In 2010, before Japan’s mass nuclear-plant closures, the country’s reactors accounted for roughly 12% of uranium demanded by the global nuclear-energy sector, according to the World Nuclear Association, an industry group. The U.S. accounted for 28% and France roughly 15%.
The fate of Japan’s sidelined reactors remains an important driver of market sentiment, producers and analysts say.
Unlike commodities such as copper or oil, the uranium market is dominated by a small number of mining companies and utilities, and buyers tend to agree to deals years in advance. That means expectations for future supply and demand can move prices.
Mr. Hinze said a global glut in U3O8, a common compound of uranium, is deepening. Annual supplies of about 200 million pounds are well above the 170 million pounds needed each year to feed the world’s operating reactors. Stockpiles have climbed from virtually nothing before the Fukushima disaster to more than 1.4 billion pounds now, Mr. Hinze estimated.
In the U.S., five reactors have shut since 2013, and over the past year or so, an additional seven reactors in the U.S. have been slated to close early.
Ux Consulting said China already has about 300 million pounds of U3O8 stockpiled, enough to last it years even as it ramps up production of nuclear power.
Uranium producers remain upbeat on the eventual prospects for uranium as emerging economies build up their power infrastructure.
China has stepped up efforts to introduce cleaner energy and has the world’s largest pipeline of nuclear-power plants. More than 30 reactors have been built in China since the 1990s. There are now another 20 under construction in China, according to the International Atomic Energy Agency.
Nuclear-power generation increased by 1.3% in 2015, underpinned by a roughly 30% increase in China’s output, according to a World Nuclear Industry Status Report. Still, annual nuclear electricity generation, at 2,441 net terawatt-hours, was 8.2% below 2006 levels.
“Despite the current market challenges, we remain confident in nuclear power,” Canada’s Cameco Corp. said Thursday as it reported a quarterly net loss. Cameco is the world’s No. 2 uranium mining company by market share, behind Kazakhstan state-owned NAC Kazatomprom JSC. Shares in Cameco are down about 26% in 2016.
Capital Economics anticipates more new plants will spur a recovery to $35 a pound by the end of 2016 and to $40 a pound by the end of next year.
Others remain cautious.
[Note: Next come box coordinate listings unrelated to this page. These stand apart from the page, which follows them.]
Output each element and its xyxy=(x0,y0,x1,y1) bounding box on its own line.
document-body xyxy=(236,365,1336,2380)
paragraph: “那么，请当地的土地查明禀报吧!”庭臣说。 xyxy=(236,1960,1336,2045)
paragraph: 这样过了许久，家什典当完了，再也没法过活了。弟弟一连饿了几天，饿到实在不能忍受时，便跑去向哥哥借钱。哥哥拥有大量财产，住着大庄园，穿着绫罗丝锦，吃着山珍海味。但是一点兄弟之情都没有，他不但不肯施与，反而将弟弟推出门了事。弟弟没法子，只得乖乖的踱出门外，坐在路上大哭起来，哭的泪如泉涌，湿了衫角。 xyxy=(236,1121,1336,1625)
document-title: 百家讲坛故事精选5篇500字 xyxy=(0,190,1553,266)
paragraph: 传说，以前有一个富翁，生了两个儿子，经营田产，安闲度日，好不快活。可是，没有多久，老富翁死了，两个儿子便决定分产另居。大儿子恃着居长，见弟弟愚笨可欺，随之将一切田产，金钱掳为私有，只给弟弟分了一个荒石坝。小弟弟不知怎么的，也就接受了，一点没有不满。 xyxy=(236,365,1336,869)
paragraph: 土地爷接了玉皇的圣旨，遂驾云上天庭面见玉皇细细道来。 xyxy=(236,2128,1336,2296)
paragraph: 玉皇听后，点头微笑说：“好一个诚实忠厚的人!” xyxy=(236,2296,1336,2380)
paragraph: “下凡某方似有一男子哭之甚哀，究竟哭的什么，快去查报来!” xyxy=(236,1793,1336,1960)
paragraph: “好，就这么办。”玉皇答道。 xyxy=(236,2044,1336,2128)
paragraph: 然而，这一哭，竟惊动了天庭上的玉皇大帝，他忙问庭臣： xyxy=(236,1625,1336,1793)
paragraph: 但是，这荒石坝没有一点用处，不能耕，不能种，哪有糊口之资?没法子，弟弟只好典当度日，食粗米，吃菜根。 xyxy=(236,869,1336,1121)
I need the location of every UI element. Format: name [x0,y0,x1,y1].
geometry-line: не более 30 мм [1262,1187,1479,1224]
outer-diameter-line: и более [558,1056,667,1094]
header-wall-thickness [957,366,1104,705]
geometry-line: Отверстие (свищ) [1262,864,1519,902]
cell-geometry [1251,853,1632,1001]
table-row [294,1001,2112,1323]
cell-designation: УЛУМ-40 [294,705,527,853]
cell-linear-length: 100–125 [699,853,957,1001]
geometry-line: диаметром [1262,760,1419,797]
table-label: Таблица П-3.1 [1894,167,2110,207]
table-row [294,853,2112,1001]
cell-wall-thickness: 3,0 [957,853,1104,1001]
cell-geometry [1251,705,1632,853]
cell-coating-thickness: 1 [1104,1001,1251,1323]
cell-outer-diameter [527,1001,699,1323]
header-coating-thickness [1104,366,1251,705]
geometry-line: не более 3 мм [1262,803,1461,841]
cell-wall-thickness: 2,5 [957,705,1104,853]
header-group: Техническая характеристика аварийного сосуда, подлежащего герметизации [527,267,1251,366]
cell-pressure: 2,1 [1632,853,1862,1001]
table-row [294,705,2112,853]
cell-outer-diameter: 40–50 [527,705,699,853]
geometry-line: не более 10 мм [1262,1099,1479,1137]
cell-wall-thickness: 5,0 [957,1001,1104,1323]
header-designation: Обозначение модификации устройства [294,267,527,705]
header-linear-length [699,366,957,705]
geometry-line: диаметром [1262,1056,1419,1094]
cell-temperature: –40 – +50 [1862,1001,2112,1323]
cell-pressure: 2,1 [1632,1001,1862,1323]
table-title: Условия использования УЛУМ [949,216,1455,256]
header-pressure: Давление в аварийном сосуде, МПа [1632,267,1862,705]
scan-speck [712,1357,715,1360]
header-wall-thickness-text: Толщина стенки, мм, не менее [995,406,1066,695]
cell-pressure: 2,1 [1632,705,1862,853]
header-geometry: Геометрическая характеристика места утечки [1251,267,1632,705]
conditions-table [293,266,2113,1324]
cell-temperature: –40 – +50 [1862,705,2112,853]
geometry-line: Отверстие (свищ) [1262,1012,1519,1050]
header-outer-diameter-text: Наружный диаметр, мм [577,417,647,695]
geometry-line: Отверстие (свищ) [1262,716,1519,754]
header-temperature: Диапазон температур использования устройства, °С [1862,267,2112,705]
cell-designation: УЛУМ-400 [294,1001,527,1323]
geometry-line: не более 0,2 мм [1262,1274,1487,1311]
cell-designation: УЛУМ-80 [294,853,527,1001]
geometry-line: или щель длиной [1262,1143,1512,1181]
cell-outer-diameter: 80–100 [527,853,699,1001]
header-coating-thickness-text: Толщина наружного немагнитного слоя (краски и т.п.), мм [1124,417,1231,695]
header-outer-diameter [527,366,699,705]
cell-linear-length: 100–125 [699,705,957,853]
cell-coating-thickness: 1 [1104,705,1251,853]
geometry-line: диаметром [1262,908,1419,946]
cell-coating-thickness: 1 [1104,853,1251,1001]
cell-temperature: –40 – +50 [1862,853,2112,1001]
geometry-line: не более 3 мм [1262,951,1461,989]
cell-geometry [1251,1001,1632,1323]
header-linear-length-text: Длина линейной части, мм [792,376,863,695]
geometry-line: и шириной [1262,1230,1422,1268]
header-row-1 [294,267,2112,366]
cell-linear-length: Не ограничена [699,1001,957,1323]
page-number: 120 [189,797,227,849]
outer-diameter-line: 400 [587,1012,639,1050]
Macquarie said in a July 26 note that it “is increasingly difficult to see what drives uranium materially higher from here.”
Mr. Hinze said one of the main sources of demand now is from traders who are buying low-cost material for longer-run deals with utilities.
“We call this ‘demand stealing from the future’,” he said, “as it’s basically a way of moving future demand into the present.”